Leftist commentary from a mouthy bitch
Off the shelf, some might say.
I don’t have issues with being old, or middle-aged or any of that, really.
My issue with forty is that it has long seemed like some magical number by which I would have my shit together and be a real grown up.
This has not happened.
Now, it’s not that I object to my cheerfully childish demeanor, my bizarre and somewhat adolescent obsessions, and my burning love for all things animated. But I do object, in some ways, to still living mostly paycheck to paycheck, needing room-mates to afford to live in Seattle, and not really knowing what I want to do with my life. I mean, I thought that by forty I’d know. I mean, really KNOW.
I mean, I know I want to write, and I’ll write regardless of what happens or what goes on or if anyone reads it, because as I told a college creative writing class once, “I can’t not write.” I would like to sell The Novel, on which I have been seriously working, and by seriously I mean, really seriously, for about the last year or so. I would like to sell others. I would like to tell stories for a living. That is my grail. I know that.
I also know that very few authors, unless they have a spouse who can support them, can afford to just write. I am not one of those writers. I need my day job. And sometimes I need downtime to keep my sanity. This is why Seanan McGuire is my new hero and writing icon. Because she writes excellent books, her latest debuted on the New York Times bestseller list, and another was just nominated for a Hugo Award, and she works a full-time job and commutes, and still manages to work it all in.
I suspect she does not sleep.
In addition to writing, however, I would really like to feel as if I’m making a difference, and my current job isn’t doing that for me. Yes, my job is necessary. Yes, people rely on me. But it is neither intellectually challenging (time to fit everything in 24 hours challenging, yes) nor that particularly satisfying. I’d love to work for a non-profit, but honestly, with me being the breadwinner in the family, I can neither afford the cut in pay nor the drop in benefits. I’m trying to make it more meaningful, and I know that the people I work with and for appreciate me for the most part.

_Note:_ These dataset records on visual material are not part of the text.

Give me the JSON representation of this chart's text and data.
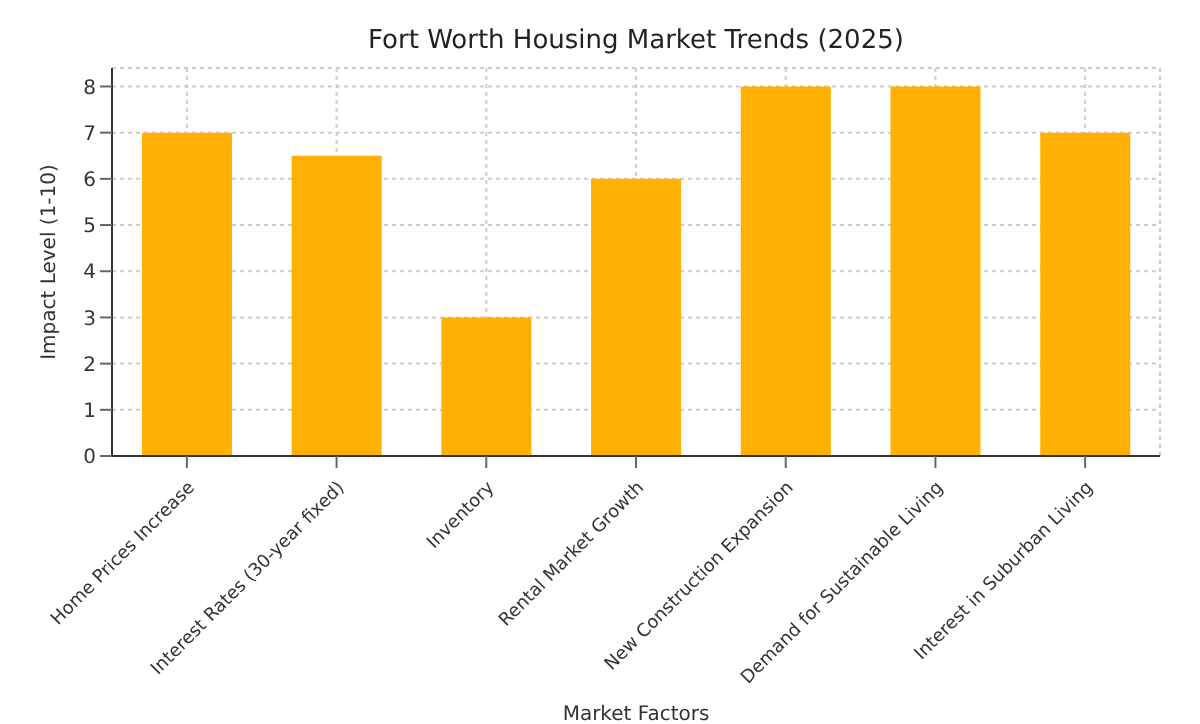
{
  "chart_data": {
    "type": "bar",
    "title": "Fort Worth Housing Market Trends (2025)",
    "xlabel": "Market Factors",
    "ylabel": "Impact Level (1-10)",
    "categories": [
      "Home Prices Increase",
      "Interest Rates (30-year fixed)",
      "Inventory",
      "Rental Market Growth",
      "New Construction Expansion",
      "Demand for Sustainable Living",
      "Interest in Suburban Living"
    ],
    "values": [
      7,
      6.5,
      3,
      6,
      8,
      8,
      7
    ],
    "color": "#ffb000",
    "ylim": [
      0,
      8.4
    ],
    "yticks": [
      0,
      1,
      2,
      3,
      4,
      5,
      6,
      7,
      8
    ],
    "grid": true
  }
}
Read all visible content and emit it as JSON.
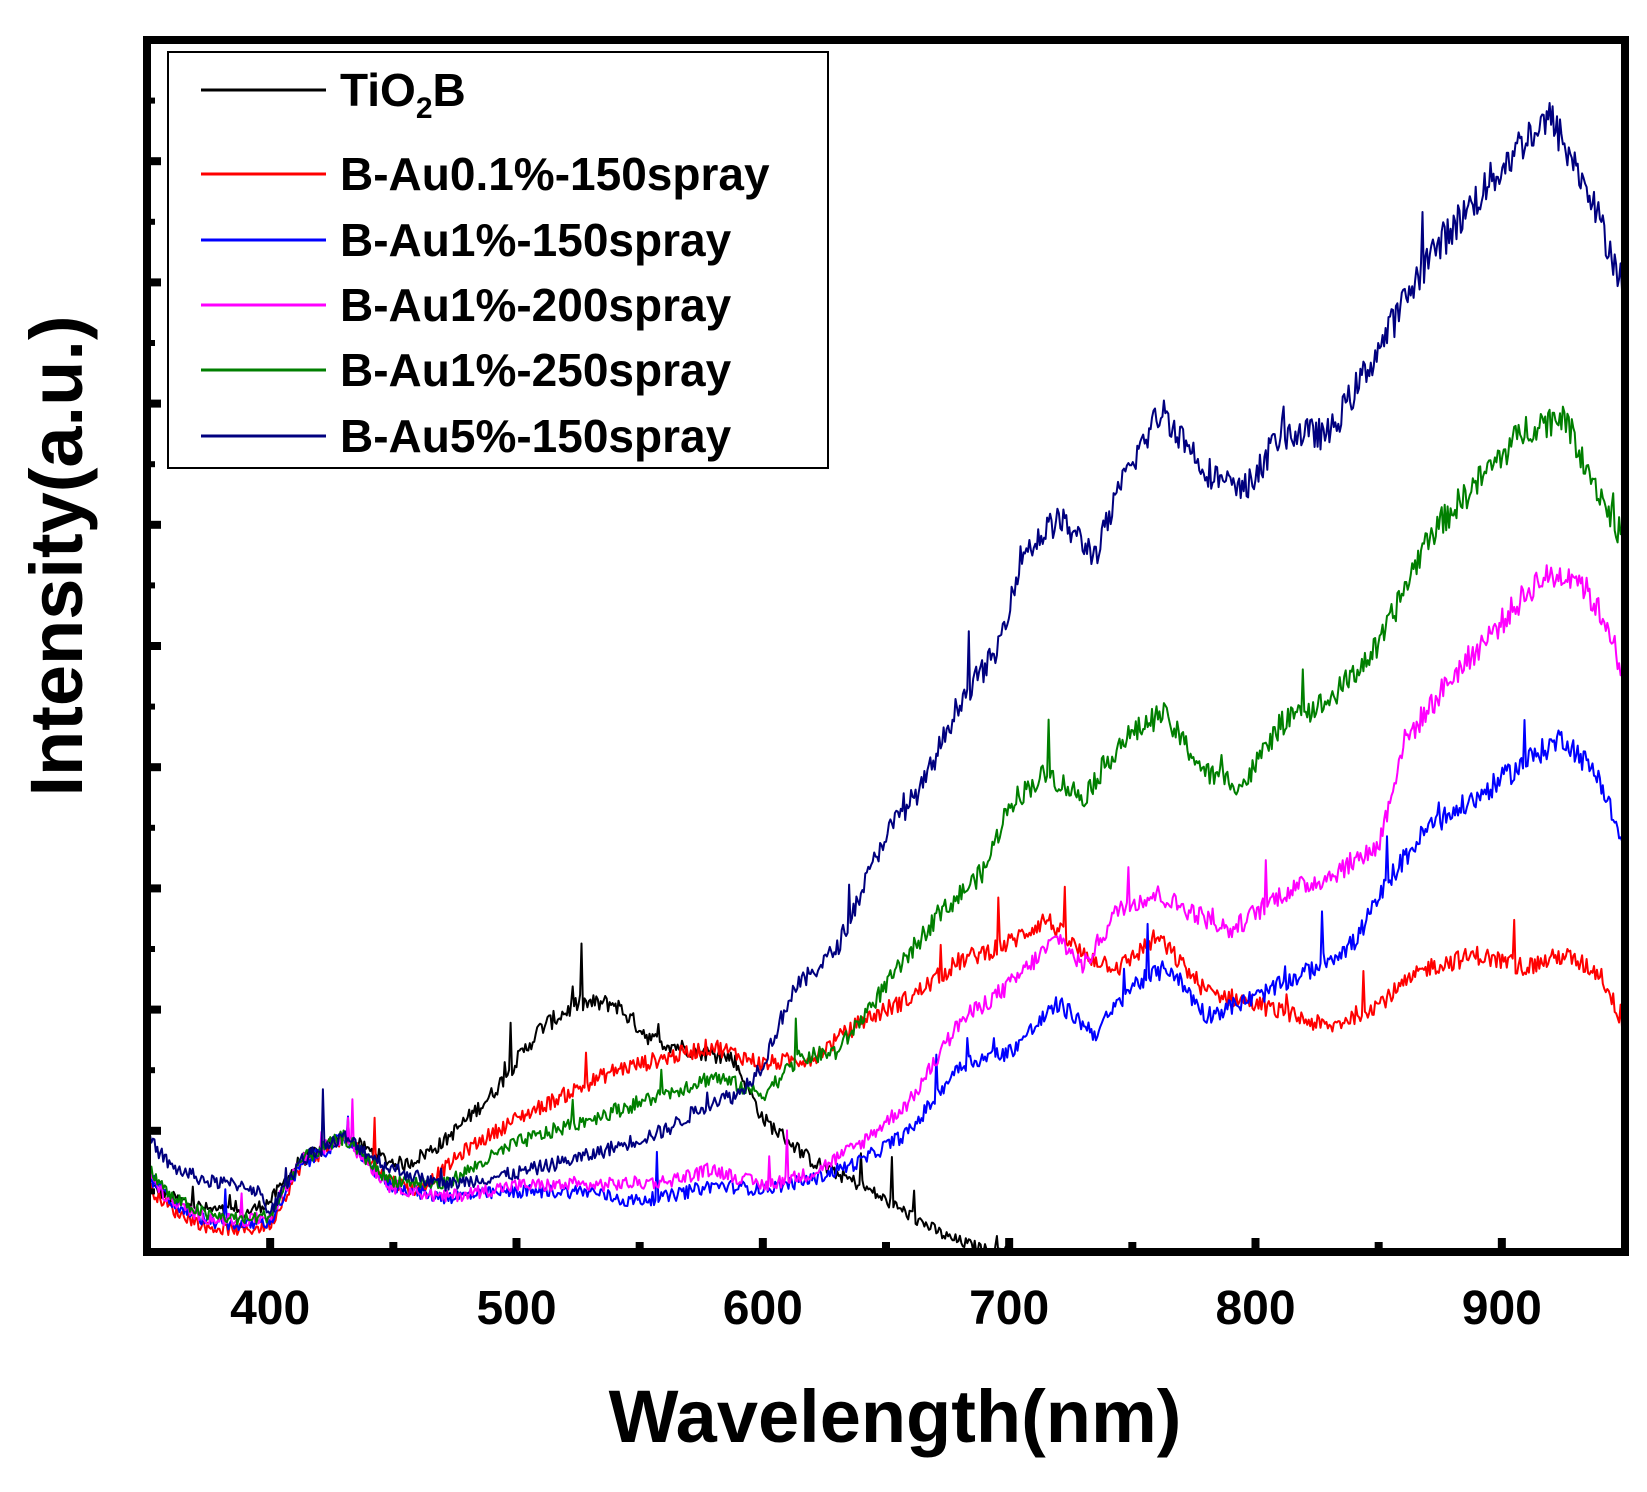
{
  "chart_data": {
    "type": "line",
    "xlabel": "Wavelength(nm)",
    "ylabel": "Intensity(a.u.)",
    "xlim": [
      350,
      950
    ],
    "ylim": [
      0,
      10
    ],
    "x_ticks": [
      400,
      500,
      600,
      700,
      800,
      900
    ],
    "x_tick_labels": [
      "400",
      "500",
      "600",
      "700",
      "800",
      "900"
    ],
    "y_tick_labels_shown": false,
    "grid": false,
    "legend_position": "top-left",
    "legend": {
      "tio2b": {
        "prefix": "TiO",
        "sub": "2",
        "suffix": "B"
      }
    },
    "series": [
      {
        "name": "TiO2B",
        "color": "#000000",
        "x": [
          350,
          360,
          375,
          390,
          400,
          412,
          430,
          448,
          455,
          470,
          490,
          510,
          525,
          540,
          555,
          575,
          588,
          600,
          620,
          640,
          660,
          675,
          690,
          700
        ],
        "y": [
          0.55,
          0.45,
          0.35,
          0.32,
          0.42,
          0.75,
          0.95,
          0.75,
          0.72,
          0.9,
          1.3,
          1.85,
          2.05,
          2.05,
          1.75,
          1.65,
          1.6,
          1.1,
          0.75,
          0.55,
          0.3,
          0.12,
          0.02,
          0.0
        ]
      },
      {
        "name": "B-Au0.1%-150spray",
        "color": "#ff0000",
        "x": [
          350,
          360,
          375,
          390,
          400,
          412,
          430,
          448,
          460,
          480,
          500,
          520,
          540,
          560,
          580,
          600,
          620,
          640,
          660,
          680,
          700,
          715,
          730,
          745,
          760,
          780,
          800,
          815,
          830,
          850,
          870,
          890,
          910,
          925,
          940,
          950
        ],
        "y": [
          0.55,
          0.35,
          0.2,
          0.18,
          0.22,
          0.7,
          0.95,
          0.6,
          0.5,
          0.85,
          1.1,
          1.3,
          1.5,
          1.6,
          1.7,
          1.55,
          1.6,
          1.9,
          2.1,
          2.4,
          2.55,
          2.75,
          2.45,
          2.35,
          2.6,
          2.15,
          2.05,
          1.95,
          1.85,
          2.05,
          2.35,
          2.45,
          2.35,
          2.45,
          2.3,
          1.85
        ]
      },
      {
        "name": "B-Au1%-150spray",
        "color": "#0000ff",
        "x": [
          350,
          360,
          375,
          390,
          400,
          412,
          430,
          448,
          470,
          500,
          530,
          545,
          560,
          580,
          600,
          620,
          640,
          660,
          680,
          700,
          720,
          735,
          750,
          765,
          780,
          800,
          820,
          840,
          855,
          870,
          890,
          910,
          925,
          940,
          950
        ],
        "y": [
          0.65,
          0.4,
          0.25,
          0.22,
          0.25,
          0.7,
          0.95,
          0.55,
          0.45,
          0.5,
          0.5,
          0.42,
          0.45,
          0.55,
          0.52,
          0.6,
          0.75,
          1.0,
          1.55,
          1.65,
          2.05,
          1.8,
          2.2,
          2.35,
          1.95,
          2.1,
          2.3,
          2.55,
          3.1,
          3.5,
          3.75,
          4.05,
          4.25,
          3.9,
          3.3
        ]
      },
      {
        "name": "B-Au1%-200spray",
        "color": "#ff00ff",
        "x": [
          350,
          360,
          375,
          390,
          400,
          412,
          430,
          448,
          470,
          500,
          530,
          560,
          580,
          600,
          620,
          640,
          660,
          680,
          700,
          720,
          730,
          745,
          760,
          775,
          790,
          810,
          830,
          850,
          860,
          880,
          900,
          915,
          930,
          945,
          950
        ],
        "y": [
          0.65,
          0.4,
          0.28,
          0.25,
          0.3,
          0.75,
          0.95,
          0.55,
          0.45,
          0.55,
          0.55,
          0.58,
          0.68,
          0.55,
          0.65,
          0.9,
          1.25,
          1.9,
          2.2,
          2.6,
          2.35,
          2.85,
          2.95,
          2.8,
          2.65,
          2.95,
          3.1,
          3.35,
          4.2,
          4.75,
          5.2,
          5.55,
          5.6,
          5.1,
          4.45
        ]
      },
      {
        "name": "B-Au1%-250spray",
        "color": "#007f00",
        "x": [
          350,
          360,
          375,
          390,
          400,
          412,
          430,
          448,
          470,
          500,
          530,
          560,
          580,
          600,
          615,
          630,
          650,
          670,
          690,
          700,
          715,
          730,
          745,
          762,
          780,
          795,
          810,
          830,
          850,
          870,
          890,
          910,
          925,
          940,
          950
        ],
        "y": [
          0.7,
          0.45,
          0.3,
          0.27,
          0.3,
          0.75,
          0.95,
          0.6,
          0.55,
          0.9,
          1.1,
          1.3,
          1.45,
          1.3,
          1.6,
          1.65,
          2.2,
          2.75,
          3.15,
          3.7,
          3.95,
          3.75,
          4.2,
          4.45,
          3.95,
          3.85,
          4.35,
          4.55,
          5.0,
          5.9,
          6.35,
          6.8,
          6.9,
          6.25,
          5.85
        ]
      },
      {
        "name": "B-Au5%-150spray",
        "color": "#00007f",
        "x": [
          350,
          360,
          375,
          390,
          395,
          400,
          412,
          430,
          448,
          470,
          500,
          530,
          560,
          580,
          590,
          600,
          612,
          630,
          650,
          665,
          680,
          695,
          705,
          720,
          735,
          748,
          762,
          780,
          795,
          810,
          830,
          850,
          870,
          890,
          910,
          920,
          935,
          950
        ],
        "y": [
          0.95,
          0.7,
          0.58,
          0.55,
          0.5,
          0.32,
          0.75,
          0.95,
          0.7,
          0.55,
          0.65,
          0.8,
          1.0,
          1.25,
          1.3,
          1.55,
          2.15,
          2.5,
          3.45,
          3.85,
          4.55,
          4.95,
          5.75,
          6.05,
          5.75,
          6.45,
          6.95,
          6.45,
          6.25,
          6.75,
          6.75,
          7.45,
          8.2,
          8.7,
          9.2,
          9.35,
          8.75,
          7.95
        ]
      }
    ]
  }
}
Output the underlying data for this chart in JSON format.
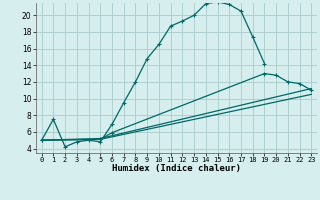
{
  "xlabel": "Humidex (Indice chaleur)",
  "bg_color": "#d6eeee",
  "grid_color": "#aacccc",
  "line_color": "#006868",
  "xlim": [
    -0.5,
    23.5
  ],
  "ylim": [
    3.5,
    21.5
  ],
  "xticks": [
    0,
    1,
    2,
    3,
    4,
    5,
    6,
    7,
    8,
    9,
    10,
    11,
    12,
    13,
    14,
    15,
    16,
    17,
    18,
    19,
    20,
    21,
    22,
    23
  ],
  "yticks": [
    4,
    6,
    8,
    10,
    12,
    14,
    16,
    18,
    20
  ],
  "curve1_x": [
    0,
    1,
    2,
    3,
    4,
    5,
    6,
    7,
    8,
    9,
    10,
    11,
    12,
    13,
    14,
    15,
    16,
    17,
    18,
    19
  ],
  "curve1_y": [
    5.0,
    7.5,
    4.2,
    4.8,
    5.0,
    4.8,
    6.9,
    9.5,
    12.0,
    14.8,
    16.5,
    18.7,
    19.3,
    20.0,
    21.4,
    21.6,
    21.3,
    20.5,
    17.4,
    14.2
  ],
  "curve2_x": [
    0,
    5,
    6,
    19,
    20,
    21,
    22,
    23
  ],
  "curve2_y": [
    5.0,
    5.1,
    5.9,
    13.0,
    12.8,
    12.0,
    11.8,
    11.0
  ],
  "curve3_x": [
    0,
    5,
    23
  ],
  "curve3_y": [
    5.0,
    5.2,
    11.2
  ],
  "curve4_x": [
    0,
    5,
    23
  ],
  "curve4_y": [
    5.0,
    5.1,
    10.5
  ]
}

And I love that people like the writing here and at Geek Girls Rule! It makes me deliriously happy. Every time someone leaves a comment telling me I helped them, even if it was to not feel so alone for a little bit, I get all weepy and warm inside. Maybe I need to start more aggressively promoting this blog and GGR. It just feels weird to toot my own horn so much, because it’s not like I’m a real grown up or something. Obviously I need to get over that.
I don’t now. I think I just thought I’d have it all figured out by forty.
And I don’t.
But hey, there’s always sixty.
I just turned 45.
No, I don’t have it all figured out. But I have a better idea of what’s important.
Yeah, that’s the response several of my other friends have had. And I do have a better grasp of what’s important. It’s just I still kind of feel like I’m just playing at being a grown-up. Which is probably good. Because most grown-ups are boring.
yes, you do need to promote more. Get some banners made up so others can promote for you easily. Get some business cards made up for your various sites, so you can leave them places that are related to your sites. advertise in the programs for the cons you go to.
But the number one thing you need to do is share your work. No one gets to read 99% of your writing because it is hidden away in notebooks instead of being published anywhere at all, even just online. *I* have never read most of your writing, and I am your best friend. SHARE IT DAMMIT!
I can honestly say that I didn’t expect to have more figured out than I do, by 40. None of the people this age that were around (when I was growing up) had anything figured out, beyond what made them happy and how to have a good time. Those things I do have figured out, along with how to take fairly good care of myself.
I may not know exactly what I do want all the time, but at least I know some of the things I really don’t want now.
I’m 56. And I *know* I’m still not a grownup.